Qualche riflessione per noi, per il nostro incoraggiamento. Viviamo in un mondo dove si è sempre più abituati a venire misurati sulla base di risultati tangibili, che devono tra l’altro essere ottenuti in breve tempo, di obiettivi che devono essere periodicamente raggiunti. Tutto viene dimenticato in fretta. Siamo inghiottiti dal vortice della vita.
Giovanni ha avuto una vita breve, è stato tolto dalla scena di questo mondo quando aveva circa trent’anni (in concomitanza con l’inizio del ministero pubblico del Signore Gesù). La sua esistenza da un punto di vista umano ha avuto una fine umiliante e ingloriosa. Probabilmente non si aspettava che sarebbe finito così.
Non importa se la nostra vita sarà breve o lunga su questa terra; la cosa fondamentale è che utilizziamo il tempo che Dio ci concede per servirlo con fedeltà. La nostra esistenza su questa terra è comunque nulla se confrontata con l’eternità. E’ il tempo che ci è concesso per accettare il dono di Dio e per vivere per Lui, per svolgere il servizio che Egli ci ha assegnato, per compiere “le opere buone che Dio ha precedentemente preparato affinché le pratichiamo” (Efesini 2:10).
Il tempo che viviamo può essere in qualche caso anche più breve della durata della vita media dell’uomo, ma se siamo fedeli tutto ciò che facciamo per Dio può avere un impatto su persone che vivono in luoghi e in tempi per noi impensabili, come è stato per Giovanni Battista. Ciò che è stato fatto, i messaggi che possiamo avere portato, possono essere utili ad altri che magari non ci hanno neanche conosciuto direttamente. Possiamo porre delle basi per il futuro. Il lavoro che abbiamo iniziato può essere portato avanti da altri fratelli e sorelle che lo completeranno.
Consacriamo il tempo che ci resta da vivere per fare la volontà di Dio! Facciamolo con fedeltà, con una buona coscienza, iniziando dalle cose semplici e quotidiane, in famiglia, nella chiesa locale dove frequentiamo, a scuola, sul posto di lavoro.

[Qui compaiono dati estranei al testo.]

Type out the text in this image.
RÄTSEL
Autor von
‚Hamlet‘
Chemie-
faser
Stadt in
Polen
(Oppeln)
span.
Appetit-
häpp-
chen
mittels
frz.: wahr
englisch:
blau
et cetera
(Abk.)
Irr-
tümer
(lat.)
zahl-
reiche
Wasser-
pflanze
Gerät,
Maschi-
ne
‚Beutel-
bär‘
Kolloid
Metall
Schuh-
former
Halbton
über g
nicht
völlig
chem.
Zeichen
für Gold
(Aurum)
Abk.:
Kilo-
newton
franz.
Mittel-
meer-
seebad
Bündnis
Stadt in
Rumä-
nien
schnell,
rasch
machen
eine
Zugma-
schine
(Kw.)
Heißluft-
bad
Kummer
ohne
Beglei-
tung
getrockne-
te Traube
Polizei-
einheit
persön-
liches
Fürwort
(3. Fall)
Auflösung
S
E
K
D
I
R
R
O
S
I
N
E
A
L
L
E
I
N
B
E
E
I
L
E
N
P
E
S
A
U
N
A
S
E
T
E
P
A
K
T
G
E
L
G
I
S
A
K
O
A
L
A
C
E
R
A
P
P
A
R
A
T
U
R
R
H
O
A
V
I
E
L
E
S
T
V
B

Siamo esseri umani, siamo deboli, e a volte sentiamo il bisogno di avere delle conferme in quello che facciamo. Non basiamoci sull’indice di gradimento degli altri o sui risultati apparenti; questo in alcuni casi contribuirebbe solo a scoraggiarci. Lasciamo tutto nelle mani di Dio. Quando sarà efficace una testimonianza data? Quando e da chi sarà letta una cosa che abbiamo scritto? Quando sarà efficace una buona parola pronunciata? Quando e a chi sarà di esempio la nostra fede? Noi vediamo solo l’inizio delle cose, ma quello che è fatto per la Sua gloria lo vede fino in fondo soltanto Dio. “Non ci scoraggiamo di fare il bene; perché, se non ci stanchiamo, mieteremo a suo tempo” (Galati 6:9).
Quando sarà il tempo della mietitura? Lo conosce solo il Signore. Sappiamo però che un giorno, lontani da questo mondo, potremo udire la Sua voce di approvazione che dirà: “Va bene, servo buono e fedele; sei stato fedele in poca cosa, ti costituirò sopra molte cose; entra nella gioia del tuo Signore” (Matteo 25:21). Non importa quanto sia stata lunga la nostra vita.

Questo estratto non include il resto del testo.